“Even the ring of soap residue under your bubble bath?” He always misses that, sometimes accidentally, sometimes intentionally.
“Mom! Don’t tell Coach B I use bubble bath!” he whines in a hushed whisper.
Bruce chuckles. “Ain’t nothing wrong with bubble bath, buddy. Hell, I’ve been known to take a bubble bath myself on occasion. It’s relaxing and fun to blow the bubbles around.”
I know for damn sure that this man has not taken a bubble bath since he was a kid. For one, the only tub he can use is a swimming pool. And two, it doesn’t seem like it’d be his thing. I imagine he’s a shower in five minutes kinda guy.
But he scoops up some imaginary bubbles and blows them toward Cooper, easing the embarrassment I didn’t mean to cause.
“Clean, mister,” I order, and Cooper scoots out after pounding Bruce’s fist once. “Thanks. Didn’t realize bubble bath was a cardinal slight to his manhood.”
Bruce’s lip tilts upward, but it’s nothing like the smile he flashed Cooper. Without that buffer, we’re falling back into uncertain territory.
“Thanks for lunch, Al. I had fun, hadn’t thought about those days in a long time.” His voice washes over me, perking up goosebumps over every inch of my skin. I know he can see them, considering the little amount of clothing I’m wearing, but he doesn’t mention it.
“Me either.” I should say something about last night, apologize again, maybe, but the words don’t come.
He turns to go, his long strides getting him to the front door quickly. “See ya at practice.”
And he’s gone. The door stands open where he left it, but I watch silently as he gets in his truck, not the green one from high school I remember but a newer, black, jacked-up Ford with a dent along the side of the bed.
I like it. It’s a little like him . . . functional, but a little banged up. He pulls out of the driveway, and it growls loudly down the street as he accelerates just a bit too fast. Yep, just like him.
“What the fuck just happened?” I wonder aloud, but as I’m alone, no one answers.
I certainly have no idea.
Chapter 11
Bruce
“Holy fuck, I think you could fry eggs and bacon on the hood out here! A whole damn country breakfast.” Bobby scowls at the sky like the sun’s personally insulting him by shining.

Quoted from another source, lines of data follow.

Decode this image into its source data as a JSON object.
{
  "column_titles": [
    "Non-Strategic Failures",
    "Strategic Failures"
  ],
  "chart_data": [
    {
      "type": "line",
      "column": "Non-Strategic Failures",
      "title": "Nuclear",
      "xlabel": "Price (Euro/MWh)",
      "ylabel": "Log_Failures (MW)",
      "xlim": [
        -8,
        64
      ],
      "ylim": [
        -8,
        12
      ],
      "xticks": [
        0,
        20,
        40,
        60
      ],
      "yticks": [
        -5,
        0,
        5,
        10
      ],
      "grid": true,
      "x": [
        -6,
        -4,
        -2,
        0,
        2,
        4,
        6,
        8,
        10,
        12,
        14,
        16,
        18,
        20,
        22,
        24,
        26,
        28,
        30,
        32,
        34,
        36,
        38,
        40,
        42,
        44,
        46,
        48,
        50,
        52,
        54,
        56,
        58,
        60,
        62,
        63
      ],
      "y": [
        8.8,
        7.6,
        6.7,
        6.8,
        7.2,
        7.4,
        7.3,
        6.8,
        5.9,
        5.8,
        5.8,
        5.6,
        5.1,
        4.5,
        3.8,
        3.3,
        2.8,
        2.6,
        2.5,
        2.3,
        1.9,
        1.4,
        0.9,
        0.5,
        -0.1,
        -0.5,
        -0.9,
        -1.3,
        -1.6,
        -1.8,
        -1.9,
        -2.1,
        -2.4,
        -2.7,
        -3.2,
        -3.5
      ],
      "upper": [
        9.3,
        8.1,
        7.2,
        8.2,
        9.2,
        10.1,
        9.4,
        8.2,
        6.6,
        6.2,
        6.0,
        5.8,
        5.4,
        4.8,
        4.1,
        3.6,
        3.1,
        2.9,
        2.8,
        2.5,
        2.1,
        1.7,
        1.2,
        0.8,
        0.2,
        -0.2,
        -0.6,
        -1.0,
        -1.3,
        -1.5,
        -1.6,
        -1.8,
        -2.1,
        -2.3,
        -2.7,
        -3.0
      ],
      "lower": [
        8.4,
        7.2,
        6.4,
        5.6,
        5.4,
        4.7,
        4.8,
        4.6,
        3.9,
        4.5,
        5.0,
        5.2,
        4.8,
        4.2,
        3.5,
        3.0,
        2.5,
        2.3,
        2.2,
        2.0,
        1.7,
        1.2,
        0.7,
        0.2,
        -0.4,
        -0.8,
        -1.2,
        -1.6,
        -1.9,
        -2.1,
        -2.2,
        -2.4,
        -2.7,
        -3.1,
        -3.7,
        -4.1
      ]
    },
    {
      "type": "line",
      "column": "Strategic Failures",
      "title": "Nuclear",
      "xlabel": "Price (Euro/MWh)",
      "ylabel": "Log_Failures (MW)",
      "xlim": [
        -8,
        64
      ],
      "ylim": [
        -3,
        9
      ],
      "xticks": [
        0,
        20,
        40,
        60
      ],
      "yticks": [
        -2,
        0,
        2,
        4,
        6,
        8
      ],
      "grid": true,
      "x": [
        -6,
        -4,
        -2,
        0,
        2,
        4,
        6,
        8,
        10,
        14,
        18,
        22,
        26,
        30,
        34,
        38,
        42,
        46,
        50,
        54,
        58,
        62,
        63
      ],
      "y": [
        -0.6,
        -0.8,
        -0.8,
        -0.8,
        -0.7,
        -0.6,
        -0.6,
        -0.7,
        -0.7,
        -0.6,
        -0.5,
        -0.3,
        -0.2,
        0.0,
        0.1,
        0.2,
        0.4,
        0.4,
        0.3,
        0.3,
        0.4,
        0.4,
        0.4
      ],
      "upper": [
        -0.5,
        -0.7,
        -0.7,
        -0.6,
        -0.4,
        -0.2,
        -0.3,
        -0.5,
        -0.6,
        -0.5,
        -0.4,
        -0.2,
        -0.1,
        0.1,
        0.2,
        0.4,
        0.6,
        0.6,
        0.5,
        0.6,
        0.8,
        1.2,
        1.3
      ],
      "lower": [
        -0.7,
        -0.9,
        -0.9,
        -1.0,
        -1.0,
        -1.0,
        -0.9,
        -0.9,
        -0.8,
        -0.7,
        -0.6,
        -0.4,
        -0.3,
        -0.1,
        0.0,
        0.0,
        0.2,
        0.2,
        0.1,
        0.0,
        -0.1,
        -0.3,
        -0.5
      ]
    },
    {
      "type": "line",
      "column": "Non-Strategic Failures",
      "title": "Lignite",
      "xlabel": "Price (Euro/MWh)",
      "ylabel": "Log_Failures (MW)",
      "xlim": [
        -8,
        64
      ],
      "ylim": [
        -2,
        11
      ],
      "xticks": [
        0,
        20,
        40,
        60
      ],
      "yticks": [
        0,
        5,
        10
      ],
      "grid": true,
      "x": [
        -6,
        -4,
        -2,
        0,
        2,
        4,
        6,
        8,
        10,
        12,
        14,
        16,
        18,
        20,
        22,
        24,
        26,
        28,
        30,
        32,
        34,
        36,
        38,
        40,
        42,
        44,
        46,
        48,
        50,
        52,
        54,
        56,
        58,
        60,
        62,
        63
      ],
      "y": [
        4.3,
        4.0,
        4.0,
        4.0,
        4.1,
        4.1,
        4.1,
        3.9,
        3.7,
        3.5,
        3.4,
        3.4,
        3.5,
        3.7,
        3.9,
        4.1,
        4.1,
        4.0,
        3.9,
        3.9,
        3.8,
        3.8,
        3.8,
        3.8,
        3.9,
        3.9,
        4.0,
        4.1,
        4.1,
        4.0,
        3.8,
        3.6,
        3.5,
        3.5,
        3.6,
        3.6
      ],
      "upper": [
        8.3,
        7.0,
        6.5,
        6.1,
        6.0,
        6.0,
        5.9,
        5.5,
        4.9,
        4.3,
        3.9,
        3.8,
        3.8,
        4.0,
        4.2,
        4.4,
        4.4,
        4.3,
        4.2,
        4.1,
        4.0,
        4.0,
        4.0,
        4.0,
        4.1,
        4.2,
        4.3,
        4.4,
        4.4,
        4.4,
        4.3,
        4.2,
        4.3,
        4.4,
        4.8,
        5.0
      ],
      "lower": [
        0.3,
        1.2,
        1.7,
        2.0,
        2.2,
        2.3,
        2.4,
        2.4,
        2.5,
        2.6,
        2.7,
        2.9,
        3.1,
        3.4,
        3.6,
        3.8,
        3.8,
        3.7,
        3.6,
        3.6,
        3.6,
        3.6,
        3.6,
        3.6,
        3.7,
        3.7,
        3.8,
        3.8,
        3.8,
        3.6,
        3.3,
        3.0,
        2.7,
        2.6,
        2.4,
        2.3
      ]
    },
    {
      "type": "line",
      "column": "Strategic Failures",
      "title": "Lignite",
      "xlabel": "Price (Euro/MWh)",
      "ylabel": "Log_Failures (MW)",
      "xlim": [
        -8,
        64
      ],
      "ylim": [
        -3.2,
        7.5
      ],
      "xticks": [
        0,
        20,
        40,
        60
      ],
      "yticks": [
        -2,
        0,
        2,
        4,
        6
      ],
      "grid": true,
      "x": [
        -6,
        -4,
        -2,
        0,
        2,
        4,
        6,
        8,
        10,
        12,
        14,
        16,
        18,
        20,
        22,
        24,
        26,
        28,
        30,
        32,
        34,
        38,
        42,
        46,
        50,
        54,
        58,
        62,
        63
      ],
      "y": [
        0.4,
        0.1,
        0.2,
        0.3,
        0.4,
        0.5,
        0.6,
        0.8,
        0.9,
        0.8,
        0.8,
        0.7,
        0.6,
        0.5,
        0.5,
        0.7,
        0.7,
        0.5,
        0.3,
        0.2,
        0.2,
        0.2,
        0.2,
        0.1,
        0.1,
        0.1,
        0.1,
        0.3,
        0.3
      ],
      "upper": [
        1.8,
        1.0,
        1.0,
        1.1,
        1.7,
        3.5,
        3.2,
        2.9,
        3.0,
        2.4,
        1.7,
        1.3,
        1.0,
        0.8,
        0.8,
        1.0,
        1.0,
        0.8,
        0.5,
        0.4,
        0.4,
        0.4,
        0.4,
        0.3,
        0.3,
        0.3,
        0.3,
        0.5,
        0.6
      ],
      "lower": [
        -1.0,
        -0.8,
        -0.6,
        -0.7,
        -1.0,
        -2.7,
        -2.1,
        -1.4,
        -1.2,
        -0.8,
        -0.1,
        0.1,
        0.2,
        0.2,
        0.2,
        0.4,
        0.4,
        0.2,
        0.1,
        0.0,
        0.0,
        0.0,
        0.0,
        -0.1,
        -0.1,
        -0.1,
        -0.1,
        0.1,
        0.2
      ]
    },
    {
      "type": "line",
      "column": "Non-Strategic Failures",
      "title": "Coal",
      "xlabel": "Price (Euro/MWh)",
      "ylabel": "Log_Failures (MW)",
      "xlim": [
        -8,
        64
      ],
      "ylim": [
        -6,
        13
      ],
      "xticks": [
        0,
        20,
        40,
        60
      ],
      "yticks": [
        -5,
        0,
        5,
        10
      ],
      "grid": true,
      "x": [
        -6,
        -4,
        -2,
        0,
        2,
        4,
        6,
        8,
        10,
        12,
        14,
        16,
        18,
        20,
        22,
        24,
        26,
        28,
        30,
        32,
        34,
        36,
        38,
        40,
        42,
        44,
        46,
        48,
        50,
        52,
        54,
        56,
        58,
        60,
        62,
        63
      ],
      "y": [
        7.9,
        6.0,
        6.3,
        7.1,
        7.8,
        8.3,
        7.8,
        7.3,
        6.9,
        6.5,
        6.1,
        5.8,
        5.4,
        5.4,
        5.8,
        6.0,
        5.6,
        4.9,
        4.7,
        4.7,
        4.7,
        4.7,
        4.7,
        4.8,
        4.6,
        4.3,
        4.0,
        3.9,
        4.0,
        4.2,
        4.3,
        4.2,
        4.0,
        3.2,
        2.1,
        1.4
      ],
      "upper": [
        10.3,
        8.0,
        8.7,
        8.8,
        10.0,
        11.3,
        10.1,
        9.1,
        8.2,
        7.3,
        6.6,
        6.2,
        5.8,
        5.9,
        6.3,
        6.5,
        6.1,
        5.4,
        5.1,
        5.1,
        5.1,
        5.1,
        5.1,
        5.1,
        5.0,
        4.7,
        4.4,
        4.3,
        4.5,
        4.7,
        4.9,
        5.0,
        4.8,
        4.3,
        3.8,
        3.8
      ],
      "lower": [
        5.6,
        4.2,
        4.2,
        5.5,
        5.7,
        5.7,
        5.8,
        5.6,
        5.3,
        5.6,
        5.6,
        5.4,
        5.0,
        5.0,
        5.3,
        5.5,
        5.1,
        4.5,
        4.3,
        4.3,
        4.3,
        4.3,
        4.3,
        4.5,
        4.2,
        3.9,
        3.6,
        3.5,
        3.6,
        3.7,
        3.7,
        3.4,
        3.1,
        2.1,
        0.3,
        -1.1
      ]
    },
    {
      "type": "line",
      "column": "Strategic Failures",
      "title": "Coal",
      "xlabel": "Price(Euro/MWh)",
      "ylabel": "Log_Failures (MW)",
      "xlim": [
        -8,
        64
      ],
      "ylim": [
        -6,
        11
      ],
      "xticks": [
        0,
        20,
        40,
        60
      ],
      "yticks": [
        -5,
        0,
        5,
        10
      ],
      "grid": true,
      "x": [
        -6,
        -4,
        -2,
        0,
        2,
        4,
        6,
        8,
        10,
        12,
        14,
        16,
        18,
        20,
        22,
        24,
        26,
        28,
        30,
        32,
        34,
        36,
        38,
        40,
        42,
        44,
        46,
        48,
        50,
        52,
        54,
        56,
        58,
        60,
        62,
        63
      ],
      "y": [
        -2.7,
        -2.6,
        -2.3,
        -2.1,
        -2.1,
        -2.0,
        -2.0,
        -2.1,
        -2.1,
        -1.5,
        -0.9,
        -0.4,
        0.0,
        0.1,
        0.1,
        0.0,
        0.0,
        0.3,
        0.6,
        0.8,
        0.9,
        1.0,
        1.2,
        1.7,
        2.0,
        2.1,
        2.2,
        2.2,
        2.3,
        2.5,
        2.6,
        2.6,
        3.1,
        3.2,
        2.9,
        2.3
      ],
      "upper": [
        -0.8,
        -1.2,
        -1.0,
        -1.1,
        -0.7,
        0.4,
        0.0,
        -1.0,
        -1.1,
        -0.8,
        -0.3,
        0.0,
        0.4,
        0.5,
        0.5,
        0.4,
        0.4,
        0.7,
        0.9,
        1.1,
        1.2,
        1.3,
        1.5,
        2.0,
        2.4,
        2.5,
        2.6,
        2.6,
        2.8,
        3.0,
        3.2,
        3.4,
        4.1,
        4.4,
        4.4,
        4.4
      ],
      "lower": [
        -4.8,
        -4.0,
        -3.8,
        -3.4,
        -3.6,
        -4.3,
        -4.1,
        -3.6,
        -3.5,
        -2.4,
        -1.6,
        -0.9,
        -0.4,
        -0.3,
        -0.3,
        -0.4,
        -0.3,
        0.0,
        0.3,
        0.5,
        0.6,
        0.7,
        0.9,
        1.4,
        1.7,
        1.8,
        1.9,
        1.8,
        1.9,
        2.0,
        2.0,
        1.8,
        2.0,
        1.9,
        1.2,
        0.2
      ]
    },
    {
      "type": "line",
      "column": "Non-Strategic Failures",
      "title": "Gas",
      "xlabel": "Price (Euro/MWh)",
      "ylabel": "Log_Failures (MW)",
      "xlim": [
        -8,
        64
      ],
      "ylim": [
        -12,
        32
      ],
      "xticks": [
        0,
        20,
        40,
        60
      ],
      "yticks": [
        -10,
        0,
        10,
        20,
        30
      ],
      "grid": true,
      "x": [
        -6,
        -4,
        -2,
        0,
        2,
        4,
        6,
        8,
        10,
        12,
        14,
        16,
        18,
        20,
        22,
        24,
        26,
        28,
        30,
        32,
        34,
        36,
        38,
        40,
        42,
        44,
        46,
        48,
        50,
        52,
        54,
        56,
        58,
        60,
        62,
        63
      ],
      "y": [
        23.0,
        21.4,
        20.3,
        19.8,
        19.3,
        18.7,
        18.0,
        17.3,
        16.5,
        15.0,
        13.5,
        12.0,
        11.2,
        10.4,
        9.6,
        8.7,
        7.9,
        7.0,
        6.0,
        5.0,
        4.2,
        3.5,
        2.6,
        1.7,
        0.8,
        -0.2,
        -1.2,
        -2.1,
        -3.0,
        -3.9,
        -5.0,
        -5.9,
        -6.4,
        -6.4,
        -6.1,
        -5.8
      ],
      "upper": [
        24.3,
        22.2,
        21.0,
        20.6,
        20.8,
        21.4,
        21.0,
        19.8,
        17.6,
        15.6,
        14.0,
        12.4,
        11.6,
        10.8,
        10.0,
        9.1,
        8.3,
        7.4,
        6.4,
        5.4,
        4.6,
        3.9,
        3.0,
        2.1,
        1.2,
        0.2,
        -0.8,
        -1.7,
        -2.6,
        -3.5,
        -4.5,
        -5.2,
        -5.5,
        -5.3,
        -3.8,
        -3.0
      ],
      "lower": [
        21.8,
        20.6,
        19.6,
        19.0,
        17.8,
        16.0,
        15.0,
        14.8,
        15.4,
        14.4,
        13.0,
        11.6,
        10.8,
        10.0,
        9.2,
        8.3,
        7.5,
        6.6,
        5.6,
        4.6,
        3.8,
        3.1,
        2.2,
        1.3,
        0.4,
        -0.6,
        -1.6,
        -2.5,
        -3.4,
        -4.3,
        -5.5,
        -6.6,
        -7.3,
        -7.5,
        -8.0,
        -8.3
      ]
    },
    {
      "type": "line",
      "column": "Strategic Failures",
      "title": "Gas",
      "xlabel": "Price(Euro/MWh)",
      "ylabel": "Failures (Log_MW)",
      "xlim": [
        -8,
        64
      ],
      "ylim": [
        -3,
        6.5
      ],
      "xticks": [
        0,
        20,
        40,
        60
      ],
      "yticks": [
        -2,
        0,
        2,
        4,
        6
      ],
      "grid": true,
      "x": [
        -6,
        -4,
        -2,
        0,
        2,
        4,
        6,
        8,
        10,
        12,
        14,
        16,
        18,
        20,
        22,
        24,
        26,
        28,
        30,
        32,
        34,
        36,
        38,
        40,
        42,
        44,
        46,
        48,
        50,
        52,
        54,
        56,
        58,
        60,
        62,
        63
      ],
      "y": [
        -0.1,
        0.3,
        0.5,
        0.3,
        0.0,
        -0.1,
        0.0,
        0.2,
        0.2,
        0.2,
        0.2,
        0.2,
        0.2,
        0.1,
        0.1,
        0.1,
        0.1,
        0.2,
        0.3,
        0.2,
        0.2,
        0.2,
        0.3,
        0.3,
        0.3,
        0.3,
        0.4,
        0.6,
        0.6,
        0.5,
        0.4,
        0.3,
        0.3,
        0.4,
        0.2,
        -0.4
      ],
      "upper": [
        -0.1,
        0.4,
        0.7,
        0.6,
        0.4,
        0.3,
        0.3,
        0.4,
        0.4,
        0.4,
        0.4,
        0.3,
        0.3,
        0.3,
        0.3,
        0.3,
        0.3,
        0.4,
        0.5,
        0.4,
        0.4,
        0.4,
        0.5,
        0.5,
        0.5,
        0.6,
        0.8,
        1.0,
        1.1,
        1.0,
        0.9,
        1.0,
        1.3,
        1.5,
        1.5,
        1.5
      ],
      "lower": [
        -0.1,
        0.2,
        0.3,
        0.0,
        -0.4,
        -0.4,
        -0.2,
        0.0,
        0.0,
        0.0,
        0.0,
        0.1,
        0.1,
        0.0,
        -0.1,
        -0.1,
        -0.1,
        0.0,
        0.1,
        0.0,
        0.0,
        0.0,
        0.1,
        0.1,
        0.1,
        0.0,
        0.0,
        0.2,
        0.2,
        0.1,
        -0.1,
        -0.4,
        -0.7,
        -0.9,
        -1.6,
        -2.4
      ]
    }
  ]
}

“What crawled up your ass?” I ask but still send a bottle of water arcing his way. Bobby snatches it out of the air, tilting it toward me in thanks before draining it dry. “It’s August and we’ve got zero cloud cover, so it’s not exactly a newsflash that it’s hotter’n balls.”
I chug a bottle myself to rehydrate as I scan how far we’ve made it today. We’ve got a mixture of fields, some that are harvested with big machines where you might as well be sitting in a luxury sedan with air conditioning and satellite radio and other areas that are strictly hand-harvested. That’s where we’re working today.
Shayanne asked us to plant some fancy heirloom tomatoes for this summer, which are now as big as softballs and ripe for the picking, and then there’s a whole row of cherry tomatoes too. They’re all gorgeous and red but fragile and have to be gathered one at a time.
We get back to work, filling another crateful in easy silence now that our hourly bitch fest is done.
“What the hell’s wrong with you?” Bobby bites after a bit.
My brow furrows. “Whaddya mean? Nothing’s wrong.” I keep working, setting a particularly big Brandywine tomato on the top of another full crate.
Bobby sets his crate in the bed of the truck and rests his arms over the edge, squinting as he looks me over. “You don’t even know it, do ya?”
“Know what?” I ask, stopping work to give him my full attention.
“We’re working, it’s hotter than Hades, we’ve got a good couple of hours till dinner, and you . . . you’re smiling.” It’s an accusation, like he’s incredulous because it’s never happened. Although, maybe it hasn’t?
I shove at his shoulder after I set my own crate in the truck. “Fucker, so what if I’m smiling? That should mean nothing’s wrong. Maybe I’m just happy today. Shouldn’t my brother want me to be happy?” I give him my back, heading for the next plant to pluck a few more fruits.
I once heard a saying . . . Intelligence is knowing a tomato is a fruit, wisdom is not putting it in a fruit salad. I’m guessing whoever said that had never enjoyed Shay’s cherry tomatoes with watermelon and basil. Fancy looking, but it tastes damn good and probably qualifies as a fruit salad with tomatoes, so take that, chefs of the world.
Shay’s recipes aside, I wish Bobby had some intelligence or wisdom and would leave shit alone, but I’m not that lucky.